Let's look at how many components are optimal for our PLS model.

In [None]:
# Evaluate performance with different numbers of components
max_components = min(20, min(X_train.shape))
component_range = range(1, max_components + 1)
r2_scores = []

for n_components in component_range:
    # Create a new pipeline with the specified number of components
    pipeline = Pipeline([
        ('scaler', MinMaxScaler()),
        ('preprocessing', FeatureUnion(preprocessing)),
        ('pls', PLSRegression(n_components=n_components))
    ])
    
    model = TransformedTargetRegressor(
        regressor=pipeline,
        transformer=MinMaxScaler()
    )
    
    # Train and evaluate
    model.fit(X_train, y_train)
    y_pred = model.predict(X_test)
    r2 = r2_score(y_test, y_pred)
    r2_scores.append(r2)
    
    print(f"Components: {n_components}, R²: {r2:.4f}")

In [None]:
# Plot R² vs number of components
plt.figure(figsize=(10, 6))
plt.plot(component_range, r2_scores, 'o-')
plt.xlabel('Number of PLS Components')
plt.ylabel('R² Score')
plt.title('Model Performance vs Number of PLS Components')
plt.grid(True, alpha=0.3)

# Find and highlight the optimal number of components
optimal_components = component_range[np.argmax(r2_scores)]
max_r2 = max(r2_scores)
plt.axvline(x=optimal_components, color='r', linestyle='--', alpha=0.7)
plt.scatter([optimal_components], [max_r2], color='r', s=100, zorder=5)
plt.text(optimal_components + 0.5, max_r2, f'Optimal: {optimal_components} components\nR²: {max_r2:.4f}')

plt.show()

## Save the Model

Save the trained model for later use.

In [None]:
import joblib

# Train the final model with optimal number of components
final_pipeline = Pipeline([
    ('scaler', MinMaxScaler()),
    ('preprocessing', FeatureUnion(preprocessing)),
    ('pls', PLSRegression(n_components=optimal_components))
])

final_model = TransformedTargetRegressor(
    regressor=final_pipeline,
    transformer=MinMaxScaler()
)

final_model.fit(X_train, y_train)

# Save the model
joblib.dump(final_model, 'pls_model.joblib')
print("Model saved to 'pls_model.joblib'")

## Verify the Saved Model

To ensure the saved model works correctly, let's reload it and test it.

In [None]:
# Load the saved model
loaded_model = joblib.load('pls_model.joblib')
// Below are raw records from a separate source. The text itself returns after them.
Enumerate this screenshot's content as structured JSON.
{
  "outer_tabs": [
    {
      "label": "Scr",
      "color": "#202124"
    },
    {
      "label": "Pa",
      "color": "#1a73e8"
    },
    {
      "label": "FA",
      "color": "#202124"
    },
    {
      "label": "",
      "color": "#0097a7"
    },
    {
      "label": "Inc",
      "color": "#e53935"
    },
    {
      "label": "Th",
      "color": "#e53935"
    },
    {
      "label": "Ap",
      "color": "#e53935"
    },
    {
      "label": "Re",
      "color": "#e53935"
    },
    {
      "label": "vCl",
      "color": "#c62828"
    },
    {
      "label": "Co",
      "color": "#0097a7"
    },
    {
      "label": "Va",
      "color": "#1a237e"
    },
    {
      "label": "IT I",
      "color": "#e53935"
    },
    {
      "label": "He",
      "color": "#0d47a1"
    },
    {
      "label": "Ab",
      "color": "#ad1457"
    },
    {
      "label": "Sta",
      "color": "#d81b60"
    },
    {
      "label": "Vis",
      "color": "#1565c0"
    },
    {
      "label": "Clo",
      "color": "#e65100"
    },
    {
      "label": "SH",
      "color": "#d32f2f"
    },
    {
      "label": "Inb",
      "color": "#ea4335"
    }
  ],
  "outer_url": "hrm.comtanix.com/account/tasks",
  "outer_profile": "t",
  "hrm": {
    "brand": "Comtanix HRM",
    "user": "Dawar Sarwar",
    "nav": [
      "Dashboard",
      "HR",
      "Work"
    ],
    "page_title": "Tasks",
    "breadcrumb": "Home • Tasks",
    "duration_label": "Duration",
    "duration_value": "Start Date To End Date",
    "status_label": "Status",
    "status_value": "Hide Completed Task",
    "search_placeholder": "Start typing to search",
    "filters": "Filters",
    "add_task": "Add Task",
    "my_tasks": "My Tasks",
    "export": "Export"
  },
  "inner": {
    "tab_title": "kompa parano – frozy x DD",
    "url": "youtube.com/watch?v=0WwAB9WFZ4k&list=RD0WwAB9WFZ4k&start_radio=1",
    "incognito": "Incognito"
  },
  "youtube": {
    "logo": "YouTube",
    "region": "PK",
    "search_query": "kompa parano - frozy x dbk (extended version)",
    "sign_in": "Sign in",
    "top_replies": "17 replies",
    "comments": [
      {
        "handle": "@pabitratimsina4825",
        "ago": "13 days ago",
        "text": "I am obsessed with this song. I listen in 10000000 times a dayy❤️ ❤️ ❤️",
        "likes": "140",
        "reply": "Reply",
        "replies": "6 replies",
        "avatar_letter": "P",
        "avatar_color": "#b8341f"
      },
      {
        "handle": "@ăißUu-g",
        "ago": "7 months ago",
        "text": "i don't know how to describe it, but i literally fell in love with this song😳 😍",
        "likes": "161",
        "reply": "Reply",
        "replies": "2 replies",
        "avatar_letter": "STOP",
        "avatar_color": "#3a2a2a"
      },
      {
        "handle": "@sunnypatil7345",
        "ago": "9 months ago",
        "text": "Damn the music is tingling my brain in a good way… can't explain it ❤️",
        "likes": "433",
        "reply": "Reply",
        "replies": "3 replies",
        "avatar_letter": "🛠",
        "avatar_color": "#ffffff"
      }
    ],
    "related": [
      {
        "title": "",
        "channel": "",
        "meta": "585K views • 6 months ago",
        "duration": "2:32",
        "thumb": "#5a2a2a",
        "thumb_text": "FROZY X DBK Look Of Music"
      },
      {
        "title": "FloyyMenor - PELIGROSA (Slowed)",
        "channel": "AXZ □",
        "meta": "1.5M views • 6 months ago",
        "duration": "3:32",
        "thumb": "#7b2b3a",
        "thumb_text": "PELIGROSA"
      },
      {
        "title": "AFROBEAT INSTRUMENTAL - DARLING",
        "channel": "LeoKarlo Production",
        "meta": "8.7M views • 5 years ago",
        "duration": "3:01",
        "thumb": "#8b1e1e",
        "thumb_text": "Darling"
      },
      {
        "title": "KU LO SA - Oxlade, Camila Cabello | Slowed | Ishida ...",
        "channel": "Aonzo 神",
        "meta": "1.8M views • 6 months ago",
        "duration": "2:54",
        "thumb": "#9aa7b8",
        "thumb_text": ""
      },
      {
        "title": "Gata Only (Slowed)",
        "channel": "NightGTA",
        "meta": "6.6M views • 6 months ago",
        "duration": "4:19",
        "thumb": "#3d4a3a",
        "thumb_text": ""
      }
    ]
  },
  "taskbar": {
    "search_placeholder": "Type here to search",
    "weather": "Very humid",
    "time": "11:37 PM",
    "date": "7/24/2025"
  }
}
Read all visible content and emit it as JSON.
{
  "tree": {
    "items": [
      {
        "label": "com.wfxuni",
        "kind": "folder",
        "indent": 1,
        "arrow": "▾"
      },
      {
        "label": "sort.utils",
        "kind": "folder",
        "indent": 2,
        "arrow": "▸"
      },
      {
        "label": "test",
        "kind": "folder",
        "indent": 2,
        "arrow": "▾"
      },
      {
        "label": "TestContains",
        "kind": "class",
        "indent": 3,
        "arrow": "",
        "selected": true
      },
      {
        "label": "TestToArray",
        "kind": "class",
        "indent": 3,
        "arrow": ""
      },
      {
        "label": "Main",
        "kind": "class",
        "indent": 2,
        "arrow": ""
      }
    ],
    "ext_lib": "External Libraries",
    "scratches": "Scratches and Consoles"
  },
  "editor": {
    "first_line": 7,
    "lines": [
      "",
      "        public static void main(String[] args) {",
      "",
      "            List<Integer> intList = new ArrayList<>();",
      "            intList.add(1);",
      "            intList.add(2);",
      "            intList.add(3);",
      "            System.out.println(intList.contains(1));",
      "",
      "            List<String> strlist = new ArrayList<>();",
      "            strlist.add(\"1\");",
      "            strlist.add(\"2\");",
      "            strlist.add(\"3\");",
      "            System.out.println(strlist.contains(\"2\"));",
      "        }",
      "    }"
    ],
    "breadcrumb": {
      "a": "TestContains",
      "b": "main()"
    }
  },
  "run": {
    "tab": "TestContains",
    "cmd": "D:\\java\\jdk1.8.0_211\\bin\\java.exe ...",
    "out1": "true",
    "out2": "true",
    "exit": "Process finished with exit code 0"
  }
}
# Make predictions with the loaded model
y_pred_loaded = loaded_model.predict(X_test)

# Verify the predictions
r2_loaded = r2_score(y_test, y_pred_loaded)
print(f"Loaded model R² score: {r2_loaded:.4f}")

## Summary

This notebook demonstrated a complete workflow for building a PLS regression model with Pinard and scikit-learn. We covered:

1. Data loading and preprocessing with multiple transformations
2. Building a pipeline with feature scaling and PLS regression
3. Training and evaluating the model
4. Optimizing the number of PLS components
5. Saving and reloading the model

The approach we used enables reproducible analysis and can be adapted to different types of spectral data.